1

I'm working on a personal project where I'm in need of some help with a performant Linq query to a database. The DB in question could have millions of log entries, and through an API (Asp) I want to have an option to only return a representative subset of those logs to a graphical interface.

Here's the method in question:

public IEnumerable<Log> GetByParameter(int ParameterID,DateTime timeStart, DateTime timeEnd)
    {
        return _context.Logs.Where
            (a => a.ParameterID == ParameterID && 
            (DateTime.Compare(a.LogDate,timeStart) > 0 && DateTime.Compare(a.LogDate,timeEnd) < 0)).ToList();
    }

Note that the method takes in two DateTimes as parameters, which yield a range of time where the logs should be queried.

I would want to augment this method like so:

public IEnumerable<Log> GetByParameter(int ParameterID,DateTime timeStart, DateTime timeEnd, int limit)

For example, the DB might contain 2 million entries given the parameters passed, and the "limit" of the consumer of the API might be 40 000 entries. Thus:

numberOfEntries/limit = n

2*106 / 4*104 = 50

In this example I would want to return every 50th element to the consumer of the API, with an evenly spaced time interval between the elements.

An easy way would just be to query the entire table given the parameters and then filter out afterwards, but that seems messy and a bit antithetical to this approach, possibly very ineffective as well.

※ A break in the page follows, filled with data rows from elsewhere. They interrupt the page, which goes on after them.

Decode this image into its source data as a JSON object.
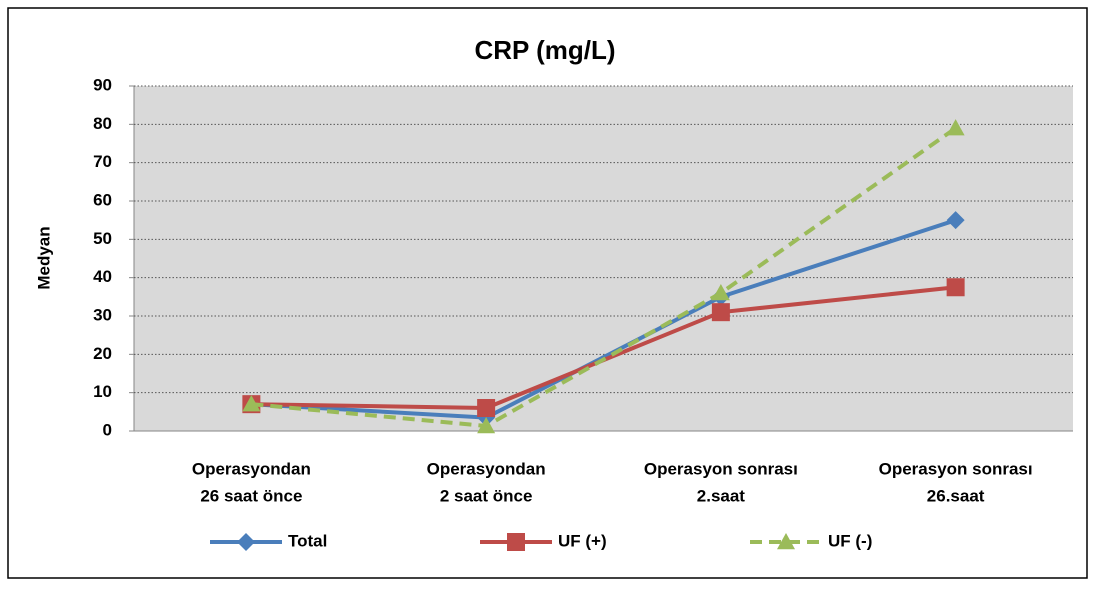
{
  "chart_data": {
    "type": "line",
    "title": "CRP (mg/L)",
    "y_label": "Medyan",
    "categories": [
      [
        "Operasyondan",
        "26 saat önce"
      ],
      [
        "Operasyondan",
        "2 saat önce"
      ],
      [
        "Operasyon sonrası",
        "2.saat"
      ],
      [
        "Operasyon sonrası",
        "26.saat"
      ]
    ],
    "series": [
      {
        "name": "Total",
        "color": "#4a7ebb",
        "marker": "diamond",
        "dashed": false,
        "values": [
          7,
          3.5,
          35,
          55
        ]
      },
      {
        "name": "UF (+)",
        "color": "#be4b48",
        "marker": "square",
        "dashed": false,
        "values": [
          7,
          6,
          31,
          37.5
        ]
      },
      {
        "name": "UF (-)",
        "color": "#9bbb59",
        "marker": "triangle",
        "dashed": true,
        "values": [
          7,
          1.3,
          36,
          79
        ]
      }
    ],
    "ylim": [
      0,
      90
    ],
    "yticks": [
      0,
      10,
      20,
      30,
      40,
      50,
      60,
      70,
      80,
      90
    ],
    "grid": true,
    "legend": "bottom"
  }
}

So here is my question: Is there any way to write a query such that it only queries the DB for every Nth row?

Thanks in advance!

Lacynt
  • 35
  • 5
  • 1
    What database are you using ? SQL server? – Nick Jul 31 '19 at 08:30
  • 1
    Is there a reason that you're restricted to using LINQ (EF?)? – Oliver Jul 31 '19 at 08:30
  • @Nick Yes, I'm using SQL server – Lacynt Jul 31 '19 at 08:42
  • 1
    @Oliver Not particularily, other than the other code I've written is using Linq and I'd like to learn the syntax. I have access to the DB and could write a SP as well – Lacynt Jul 31 '19 at 08:43
  • 2
    Linq has `Skip(i)` and `Take(i)`. With that you can get paging. – VDWWD Jul 31 '19 at 08:55
  • 1
    [Here](https://stackoverflow.com/questions/682615/how-can-i-get-every-nth-item-from-a-listt) has an answer to this which you can also use on a `Queryable`. However, you have to test it because it might get executed client-side. As for your actual requirement, I don't think you should do what you are trying to do. You are trying to down-sample arbitrarily and it'll cause many other problems. The proper thing to do here is to paginate your results. In terms of performant, that'll depend mostly on the nature of data and indexes, etc when you are dealing with this many rows, not LINQ. – kovac Jul 31 '19 at 09:09

2 Answers2

1

An approach you could take is using modulus on some kind of index. If you already have an auto generated Id, that could be used - but it's not ideal as you can't rely on it being continuous.

You could use RANK() to create an index column within a view, but unfortunately you can't use RANK() directly from EF code.

Something like the following:

var interval = 5; 
return _context.Logs
    .Where(a => 
        a.ParameterID == ParameterID &&
        (
           DateTime.Compare(a.LogDate,timeStart) > 0 && 
           DateTime.Compare(a.LogDate,timeEnd) < 0) &&
        a.Id % interval == 0).ToList(); //Filter on modulus of an index

In this instance however I personally would write the query in SQL.

Oliver
  • 8,794
  • 2
  • 40
  • 60
1

You can implement it using SQL Server window functions like row_number:

WITH x AS
(
    SELECT ROW_NUMBER() over (order by LogDate) as rn, *
    FROM MyTable
    WHERE
        ParameterID = @ParameterID AND
        LogDate > @StartDate AND
        LogDate < @EndDate
)
SELECT * from X WHERE rn % 50 = 0

In LINQ you can try to use the following clause:

var data = _context.Logs
    .Select((x, i) => new { Data = x, Number = i })
    .Where(x => x.Number % 50 == 0)
    .Select(x => x.Data);

But it's necessary to check actual execution plan, I guess that it will not be optimal.

Don't forget to create an index on LogDate.

Honestly I'm not sure that SQL Server is a good choice to store logs, I would like to use something like Elastic.

Yuriy Gavrishov
  • 4,341
  • 2
  • 17
  • 29